I only need to estimate if 10yr old SBS190 batteries have 190Ah or 30Ah. Weighing wont work because they all weigh the same, approx 130lbs, and I have no way to know how much of plates are unusable, dried up or permanently sulfated. And since they are sealed with pressure valves, I have no easy way to refill or desulfate and replace new electrolyte so I would just use whatever capacity is remaining but would like to know approximately what it is before I commit to particular units. The batteries have been sitting in a warehouse for a long time, so surface charge will not be a problem.
Currently have one SBS190, which turned out to be disappointment: was expecting 90% original capacity since these are from power backups and were mostly sitting at room temp fully charged without cycling, but I got only 30Ah from it.
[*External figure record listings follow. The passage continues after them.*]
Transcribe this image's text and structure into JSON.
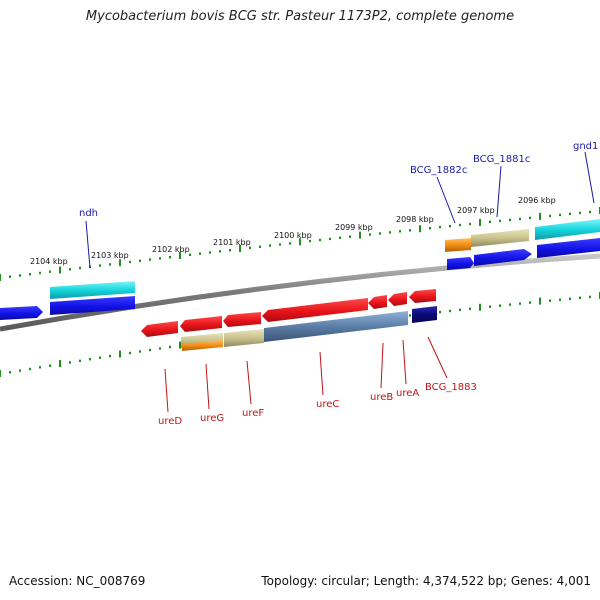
{
  "header": {
    "title": "Mycobacterium bovis BCG str. Pasteur 1173P2, complete genome"
  },
  "footer": {
    "accession": "Accession: NC_008769",
    "topology": "Topology: circular; Length: 4,374,522 bp; Genes: 4,001"
  },
  "ruler": {
    "labels": [
      "2104 kbp",
      "2103 kbp",
      "2102 kbp",
      "2101 kbp",
      "2100 kbp",
      "2099 kbp",
      "2098 kbp",
      "2097 kbp",
      "2096 kbp"
    ]
  },
  "genes_top": [
    {
      "name": "ndh",
      "color": "#1a1aa8"
    },
    {
      "name": "BCG_1882c",
      "color": "#1a1aa8"
    },
    {
      "name": "BCG_1881c",
      "color": "#1a1aa8"
    },
    {
      "name": "gnd1",
      "color": "#1a1aa8"
    }
  ],
  "genes_bottom": [
    {
      "name": "ureD",
      "color": "#c21414"
    },
    {
      "name": "ureG",
      "color": "#c21414"
    },
    {
      "name": "ureF",
      "color": "#c21414"
    },
    {
      "name": "ureC",
      "color": "#c21414"
    },
    {
      "name": "ureB",
      "color": "#c21414"
    },
    {
      "name": "ureA",
      "color": "#c21414"
    },
    {
      "name": "BCG_1883",
      "color": "#c21414"
    }
  ],
  "colors": {
    "cds_forward": "#e8141a",
    "cds_reverse": "#1616e0",
    "gene_cyan": "#17d6df",
    "gene_tan": "#c9c28e",
    "gene_orange": "#f38c14",
    "gene_steelblue": "#5b7ea8",
    "gene_navy": "#0a0a7a",
    "backbone": "#8a8a8a",
    "tick": "#1f8f1f"
  }
}
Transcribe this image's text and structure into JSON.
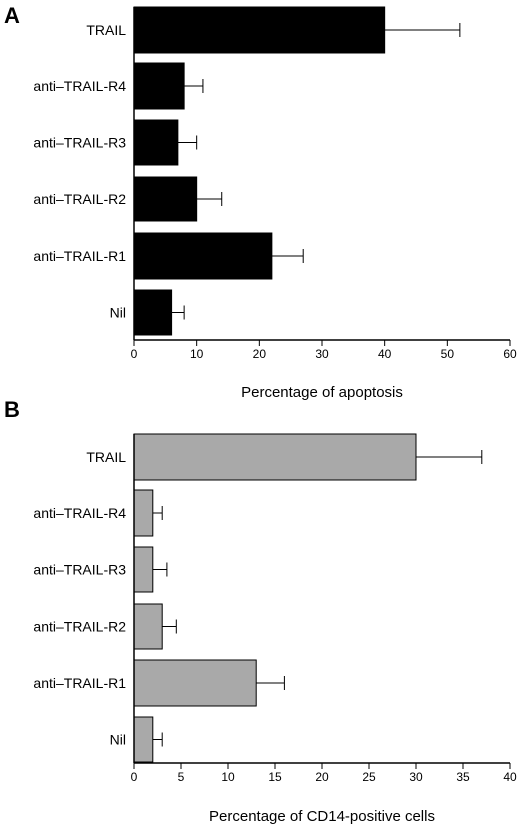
{
  "chart_data": [
    {
      "panel": "A",
      "type": "bar",
      "orientation": "horizontal",
      "categories": [
        "TRAIL",
        "anti–TRAIL-R4",
        "anti–TRAIL-R3",
        "anti–TRAIL-R2",
        "anti–TRAIL-R1",
        "Nil"
      ],
      "values": [
        40,
        8,
        7,
        10,
        22,
        6
      ],
      "errors": [
        12,
        3,
        3,
        4,
        5,
        2
      ],
      "xlabel": "Percentage of apoptosis",
      "ylabel": "",
      "xlim": [
        0,
        60
      ],
      "xticks": [
        "0",
        "10",
        "20",
        "30",
        "40",
        "50",
        "60"
      ],
      "bar_color": "#000000",
      "grid": false
    },
    {
      "panel": "B",
      "type": "bar",
      "orientation": "horizontal",
      "categories": [
        "TRAIL",
        "anti–TRAIL-R4",
        "anti–TRAIL-R3",
        "anti–TRAIL-R2",
        "anti–TRAIL-R1",
        "Nil"
      ],
      "values": [
        30,
        2,
        2,
        3,
        13,
        2
      ],
      "errors": [
        7,
        1,
        1.5,
        1.5,
        3,
        1
      ],
      "xlabel": "Percentage of CD14-positive cells",
      "ylabel": "",
      "xlim": [
        0,
        40
      ],
      "xticks": [
        "0",
        "5",
        "10",
        "15",
        "20",
        "25",
        "30",
        "35",
        "40"
      ],
      "bar_color": "#a9a9a9",
      "grid": false
    }
  ]
}
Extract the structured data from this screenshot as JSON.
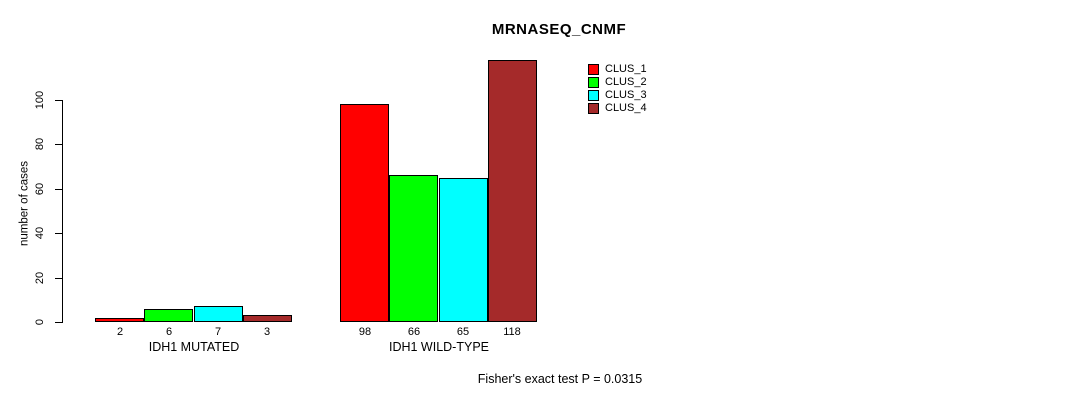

I planned to build a bank of 8-10 units to capacity 20kWh, dragged this one sample to my off-grid cottage, attached to solar system, scheduled my consumption around expected 2kWh capacity only to find my lights went off after 2hrs with massive beep from the inverter. I did have energy monitor on the battery, so I know exactly how much was pulled from it.
The person who sold it to me has plenty, he says many his customers are using these for solar application and is willing to exchange for another unit. So I did not give up on the idea of 20kWh power bank for under CAD $1,500, maybe just got a bad unit. He just tests crank current and when I was getting this one he pulled 1.1kA from it.
Or if someone can suggest a way to restore the capacity on these. I do not know what is inside, if acid or gel, was thinking of drilling the valves, adding distilled water by syringe to the brim and reseal with tape or small rubber plug. That should replenish water in electrolyte whatever type it is. But that would prevent me to exchange. Will be my last resort if it turns out all his batteries are dried up
If your discharge rate is 1C, then 1 minute is only 1/60th of the charge, so that will be 50 mV (if the 3 V is correct), and you will need to measure the 50 mV change quite accurately, to better than 10 mV. Voltmeters that can measure to 1 mV on a 12 V system are quite expensive.
Was thinking of using INA226, module costs under $5 on Ali and I already have a few on hand. It measures two voltages with 15-bit + sign precision. System voltage up to 36V with LSB 1.25mV, and shunt voltage +-82mV with LSB 2.5uV, which would be 3.3mA on 75mV/100A shunt.